By   |  General News  |  Aug 17, 2010 08:53PM GMT  |  Add a Comment
 

* Farmers worry over input costs

* Less competition, higher fertilizer prices?

* BHP Billiton offers $38.6 bln for Potash Corp.

By Julie Ingwersen

RUSKIN, Nebraska, Aug 17 (Reuters) - The possible creation of a fertilizer giant between BHP Billiton's and Potash Corp has rattled U.S. farmers who fear higher input costs if the $38.6 billion deal goes through.

BHP Billiton's acquisition offer was rejected by Canada's Potash Corp but the the world's largest fertilizer company said it might consider a more attractive proposition.

"They already got us right now, by the throat," said Wes Exelby, a farmer from Saline, Michigan. "They control the markets and put the price where they want."

Exelby got word of the proposed mega-deal -- the largest of the year in any industry -- while on the week-long Midwest corn and soybean crop tour that kicked off on Monday and was widely expected to see record production of both crops.

Potash Corp of Saskatchewan produces potash, nitrogen and phosphate products and markets them to fertilizer, industrial and animal feed customers around the world.

Potash accounts for about 4 percent of the total fixed cost in running an average 500-acre (202-hectare) corn farm in Iowa that will yield an average 180 bushels per acre.

The total fixed cost for such a farm is $612.50 to produce an acre of corn, according to Iowa State University Agricultural Economist Mike Duffy.

The total fertilizer cost is $100.64 per acre and potash would account for $23.22 of that total. The balance is nitrogen $41.91, phosphate $25.84 and lime $9.67, Duffy said.

Farmers in the Midwest typically harvest their corn and soybean crops in the autumn, with the harvest likely coming a littler earlier this year due to early planting.

Fertilizer costs surged in 2008 amid tight supplies and in tandem with a surge in grain prices, but collapsed in subsequent months as the world fell into recession and a credit crunch led to a slump in fertilizer demand.

'SUPPLIERS JUST PASS ON COSTS'

"We don't have the option to control our input costs beyond the current crop year. The suppliers just pass them on," said Kurt Line, a farmer from Momence, Illinois.

"There is concentration on the retail side, but not on the wholesale side," said Line, who's also on the crop tour. "Unless you can take delivery of your inputs, there is no way to control those costs."

Chip Flory, editor of the Pro Farmer newsletter, which organizes the yearly crop tour, said farmers benefit from competition not industry consolidation.

As an example, he said competition in the seed industry between rivals Monsanto Co and Pioneer Hi-Bred, a unit of DuPont has slowed the rise in seed prices and led to better customer service.

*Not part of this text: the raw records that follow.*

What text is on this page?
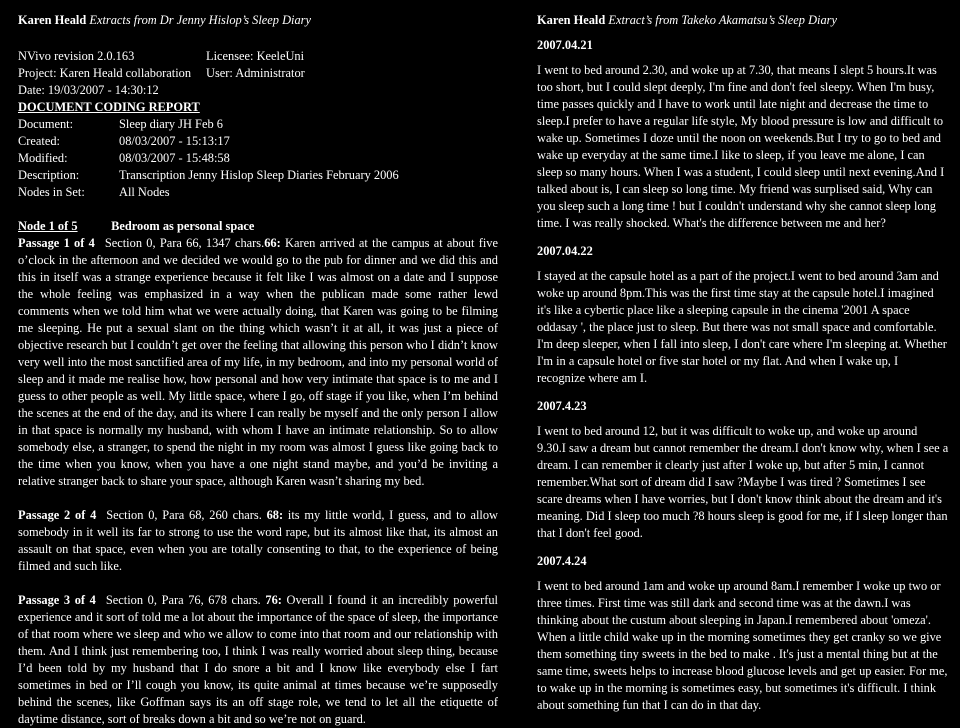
Karen Heald Extracts from Dr Jenny Hislop’s Sleep Diary
NVivo revision 2.0.163	Licensee: KeeleUni
Project: Karen Heald collaboration	User: Administrator
Date: 19/03/2007 - 14:30:12
DOCUMENT CODING REPORT
Document:	Sleep diary JH Feb 6
Created:	08/03/2007 - 15:13:17
Modified:	08/03/2007 - 15:48:58
Description:	Transcription Jenny Hislop Sleep Diaries February 2006
Nodes in Set:	All Nodes
Node 1 of 5	Bedroom as personal space

Passage 1 of 4 Section 0, Para 66, 1347 chars.66: Karen arrived at the campus at about five o’clock in the afternoon and we decided we would go to the pub for dinner and we did this and this in itself was a strange experience because it felt like I was almost on a date and I suppose the whole feeling was emphasized in a way when the publican made some rather lewd comments when we told him what we were actually doing, that Karen was going to be filming me sleeping. He put a sexual slant on the thing which wasn’t it at all, it was just a piece of objective research but I couldn’t get over the feeling that allowing this person who I didn’t know very well into the most sanctified area of my life, in my bedroom, and into my personal world of sleep and it made me realise how, how personal and how very intimate that space is to me and I guess to other people as well. My little space, where I go, off stage if you like, when I’m behind the scenes at the end of the day, and its where I can really be myself and the only person I allow in that space is normally my husband, with whom I have an intimate relationship. So to allow somebody else, a stranger, to spend the night in my room was almost I guess like going back to the time when you know, when you have a one night stand maybe, and you’d be inviting a relative stranger back to share your space, although Karen wasn’t sharing my bed.

Passage 2 of 4 Section 0, Para 68, 260 chars. 68: its my little world, I guess, and to allow somebody in it well its far to strong to use the word rape, but its almost like that, its almost an assault on that space, even when you are totally consenting to that, to the experience of being filmed and such like.

Passage 3 of 4 Section 0, Para 76, 678 chars. 76: Overall I found it an incredibly powerful experience and it sort of told me a lot about the importance of the space of sleep, the importance of that room where we sleep and who we allow to come into that room and our relationship with them. And I think just remembering too, I think I was really worried about sleep thing, because I’d been told by my husband that I do snore a bit and I know like everybody else I fart sometimes in bed or I’ll cough you know, its quite animal at times because we’re supposedly behind the scenes, like Goffman says its an off stage role, we tend to let all the etiquette of daytime distance, sort of breaks down a bit and so we’re not on guard.

Karen Heald Extract’s from Takeko Akamatsu’s Sleep Diary
2007.04.21

I went to bed around 2.30, and woke up at 7.30, that means I slept 5 hours.It was too short, but I could slept deeply, I'm fine and don't feel sleepy. When I'm busy, time passes quickly and I have to work until late night and decrease the time to sleep.I prefer to have a regular life style, My blood pressure is low and difficult to wake up. Sometimes I doze until the noon on weekends.But I try to go to bed and wake up everyday at the same time.I like to sleep, if you leave me alone, I can sleep so many hours. When I was a student, I could sleep until next evening.And I talked about is, I can sleep so long time. My friend was surplised said, Why can you sleep such a long time ! but I couldn't understand why she cannot sleep long time. I was really shocked. What's the difference between me and her?

2007.04.22

I stayed at the capsule hotel as a part of the project.I went to bed around 3am and woke up around 8pm.This was the first time stay at the capsule hotel.I imagined it's like a cybertic place like a sleeping capsule in the cinema '2001 A space oddasay ', the place just to sleep. But there was not small space and comfortable. I'm deep sleeper, when I fall into sleep, I don't care where I'm sleeping at. Whether I'm in a capsule hotel or five star hotel or my flat. And when I wake up, I recognize where am I.

2007.4.23

I went to bed around 12, but it was difficult to woke up, and woke up around 9.30.I saw a dream but cannot remember the dream.I don't know why, when I see a dream. I can remember it clearly just after I woke up, but after 5 min, I cannot remember.What sort of dream did I saw ?Maybe I was tired ? Sometimes I see scare dreams when I have worries, but I don't know think about the dream and it's meaning. Did I sleep too much ?8 hours sleep is good for me, if I sleep longer than that I don't feel good.

2007.4.24

I went to bed around 1am and woke up around 8am.I remember I woke up two or three times. First time was still dark and second time was at the dawn.I was thinking about the custum about sleeping in Japan.I remembered about 'omeza'. When a little child wake up in the morning sometimes they get cranky so we give them something tiny sweets in the bed to make . It's just a mental thing but at the same time, sweets helps to increase blood glucose levels and get up easier. For me, to wake up in the morning is sometimes easy, but sometimes it's difficult. I think about something fun that I can do in that day.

"What farmers need is competition among the input suppliers. That competition is working for us in seed. If we lose competition on the fertilizer side," he said, shaking his head as his voice trailed off.

Joe Wise, who has been farming for more than 60 years in south-central Indiana, said consolidation in the fertilizer industry would likely push up prices.

"The less competition you have, the more control they (the fertilizer companies) have over prices," Wise said.

In 2008, when potash prices soared to record highs alongside corn and soybean prices, Wise nearly cut his potash application in half. But last autumn, when local potash prices decreased to $450 per short ton from a high of $850 in 2008, Wise increased application to about 50 tons for his roughly 2,000 acres of crops.